A mixed conditional value-at-risk/information gap decision theory framework for optimal participation of a multi-energy distribution system in multiple energy markets

Abstract

This study provides a unique risk-based hybrid two-stage operational model for a coordinated power and gas distribution system that enables it to engage optimally in the electricity, gas, and thermal markets in order to serve electricity, gas, and heat demands. The suggested hybrid model enables the integrated energy distribution system (IEDS) operator to apply several risk-averse methods concurrently, based on the nature of the uncertainties and the availability of data for unknown parameters.

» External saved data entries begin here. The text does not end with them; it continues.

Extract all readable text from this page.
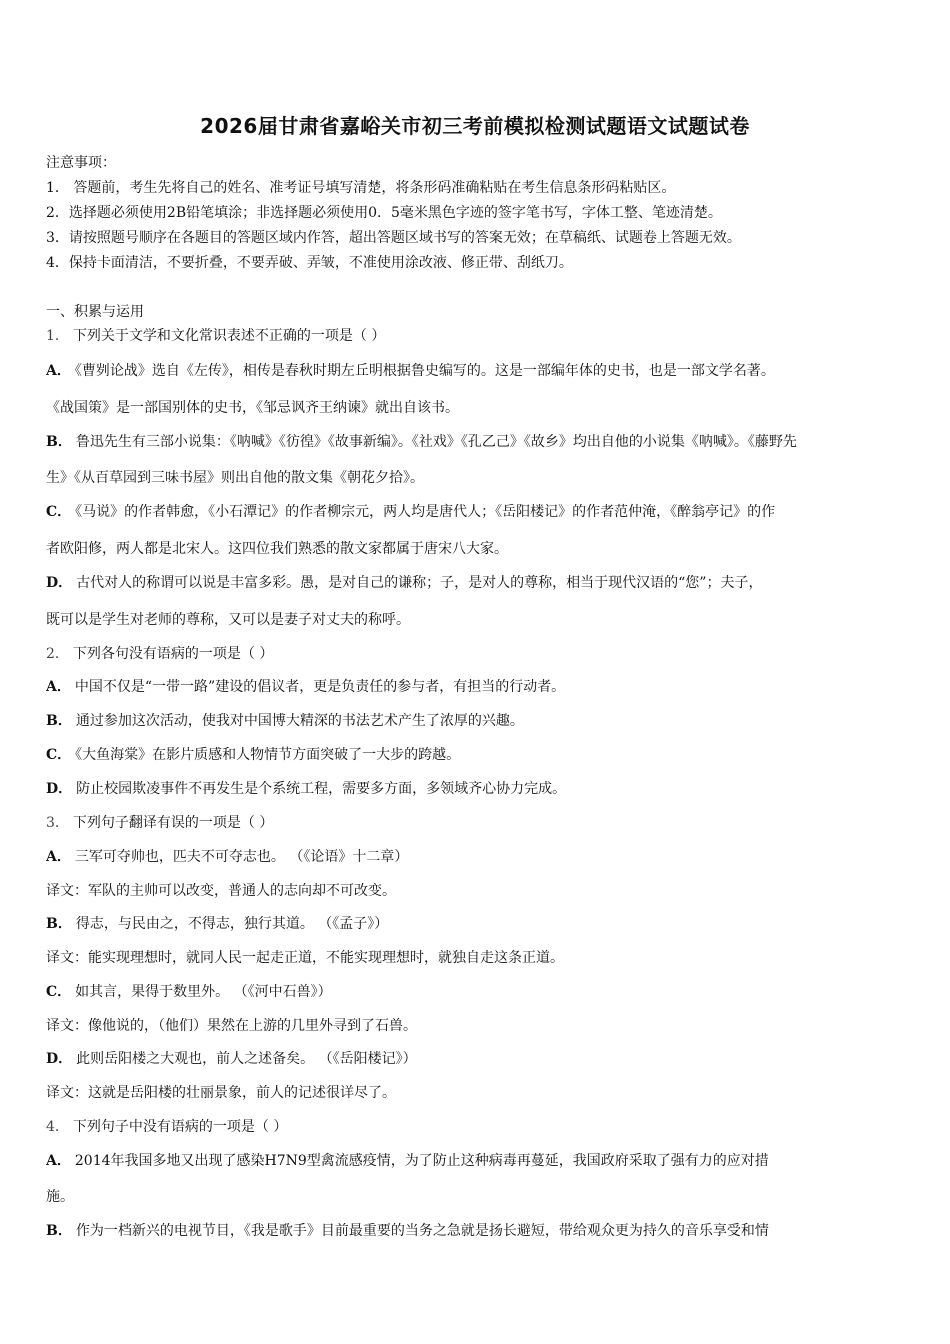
2026届甘肃省嘉峪关市初三考前模拟检测试题语文试题试卷
注意事项：
1． 答题前，考生先将自己的姓名、准考证号填写清楚，将条形码准确粘贴在考生信息条形码粘贴区。
2．选择题必须使用2B铅笔填涂；非选择题必须使用0．5毫米黑色字迹的签字笔书写，字体工整、笔迹清楚。
3．请按照题号顺序在各题目的答题区域内作答，超出答题区域书写的答案无效；在草稿纸、试题卷上答题无效。
4．保持卡面清洁，不要折叠，不要弄破、弄皱，不准使用涂改液、修正带、刮纸刀。
一、积累与运用
1． 下列关于文学和文化常识表述不正确的一项是（ ）
A． 《曹刿论战》选自《左传》，相传是春秋时期左丘明根据鲁史编写的。这是一部编年体的史书，也是一部文学名著。
《战国策》是一部国别体的史书，《邹忌讽齐王纳谏》就出自该书。
B． 鲁迅先生有三部小说集：《呐喊》《彷徨》《故事新编》。《社戏》《孔乙己》《故乡》均出自他的小说集《呐喊》。《藤野先
生》《从百草园到三味书屋》则出自他的散文集《朝花夕拾》。
C． 《马说》的作者韩愈，《小石潭记》的作者柳宗元，两人均是唐代人；《岳阳楼记》的作者范仲淹，《醉翁亭记》的作
者欧阳修，两人都是北宋人。这四位我们熟悉的散文家都属于唐宋八大家。
D． 古代对人的称谓可以说是丰富多彩。愚，是对自己的谦称；子，是对人的尊称，相当于现代汉语的“您”；夫子，
既可以是学生对老师的尊称，又可以是妻子对丈夫的称呼。
2． 下列各句没有语病的一项是（ ）
A． 中国不仅是“一带一路”建设的倡议者，更是负责任的参与者，有担当的行动者。
B． 通过参加这次活动，使我对中国博大精深的书法艺术产生了浓厚的兴趣。
C． 《大鱼海棠》在影片质感和人物情节方面突破了一大步的跨越。
D． 防止校园欺凌事件不再发生是个系统工程，需要多方面，多领域齐心协力完成。
3． 下列句子翻译有误的一项是（ ）
A． 三军可夺帅也，匹夫不可夺志也。 （《论语》十二章）
译文：军队的主帅可以改变，普通人的志向却不可改变。
B． 得志，与民由之，不得志，独行其道。 （《孟子》）
译文：能实现理想时，就同人民一起走正道，不能实现理想时，就独自走这条正道。
C． 如其言，果得于数里外。 （《河中石兽》）
译文：像他说的，（他们）果然在上游的几里外寻到了石兽。
D． 此则岳阳楼之大观也，前人之述备矣。 （《岳阳楼记》）
译文：这就是岳阳楼的壮丽景象，前人的记述很详尽了。
4． 下列句子中没有语病的一项是（ ）
A． 2014年我国多地又出现了感染H7N9型禽流感疫情，为了防止这种病毒再蔓延，我国政府采取了强有力的应对措
施。
B． 作为一档新兴的电视节目，《我是歌手》目前最重要的当务之急就是扬长避短，带给观众更为持久的音乐享受和情
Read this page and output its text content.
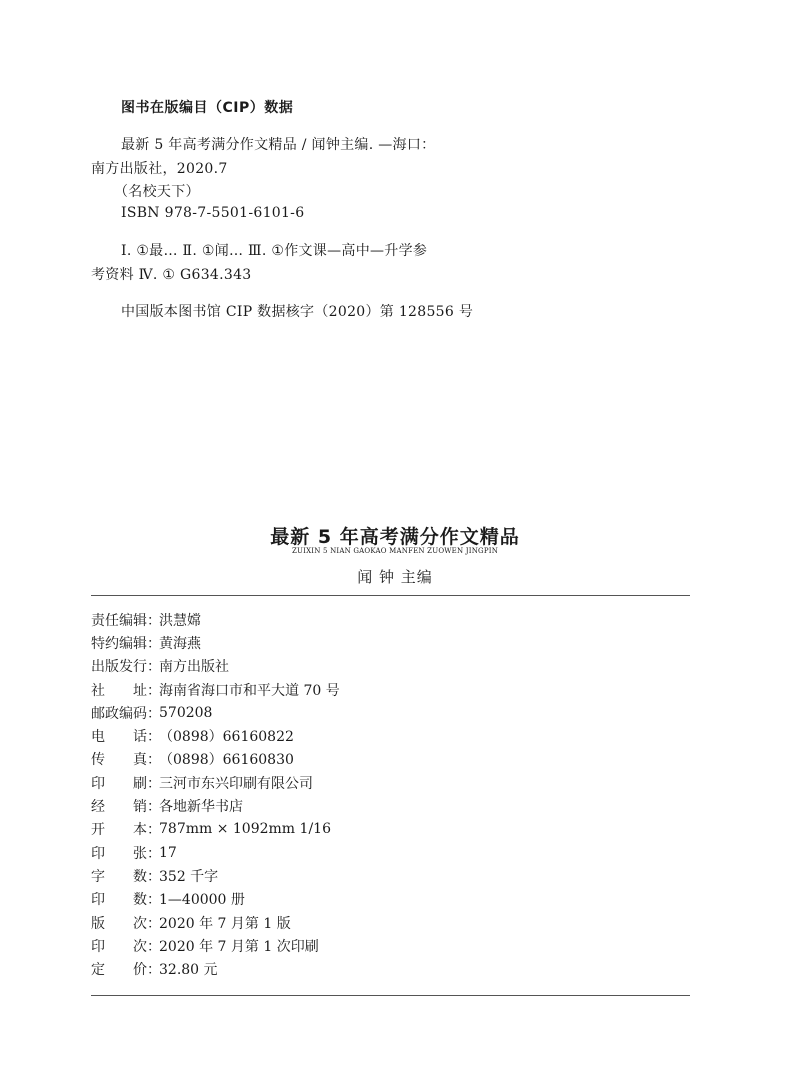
图书在版编目（CIP）数据
最新 5 年高考满分作文精品 / 闻钟主编. —海口：
南方出版社，2020.7
（名校天下）
ISBN 978-7-5501-6101-6
Ⅰ. ①最… Ⅱ. ①闻… Ⅲ. ①作文课—高中—升学参
考资料 Ⅳ. ① G634.343
中国版本图书馆 CIP 数据核字（2020）第 128556 号
最新 5 年高考满分作文精品
ZUIXIN 5 NIAN GAOKAO MANFEN ZUOWEN JINGPIN
闻 钟 主编
责任编辑 ：
洪慧嫦
特约编辑 ：
黄海燕
出版发行 ：
南方出版社
社址 ：
海南省海口市和平大道 70 号
邮政编码 ：
570208
电话 ：
（0898）66160822
传真 ：
（0898）66160830
印刷 ：
三河市东兴印刷有限公司
经销 ：
各地新华书店
开本 ：
787mm × 1092mm 1/16
印张 ：
17
字数 ：
352 千字
印数 ：
1—40000 册
版次 ：
2020 年 7 月第 1 版
印次 ：
2020 年 7 月第 1 次印刷
定价 ：
32.80 元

The conditional value-at-risk-based stochastic programming (CVaR-SP) technique is utilized to cover the uncertainty in wind speed, vehicle behavior in a parking lot, day-ahead energy prices, and multi-energy demands. Furthermore, the infromation gap decision theory (IGDT) model is used to control uncertainty in real-time energy prices without requiring the use of a probability distribution function or the creation of scenarios. To provide a high-flexibility structure to meet a variety of demands, the IEDS is outfitted with some local energy resources, including a gas-fired power-only unit, a gas-fired combined heat and power plant, a wind turbine, a gas boiler, an electric vehicle parking lot (EVPL), multi-energy storages (MESs), and integrated demand response (IDR). According to the numerical data, the IEDS operator can lower the risk level by 2% while raising the operating cost by 1.3%. Furthermore, the simultaneous use of MESs, EVPL in vehicle-to-grid mode, and IDR reduce operating costs by up to 17.5%.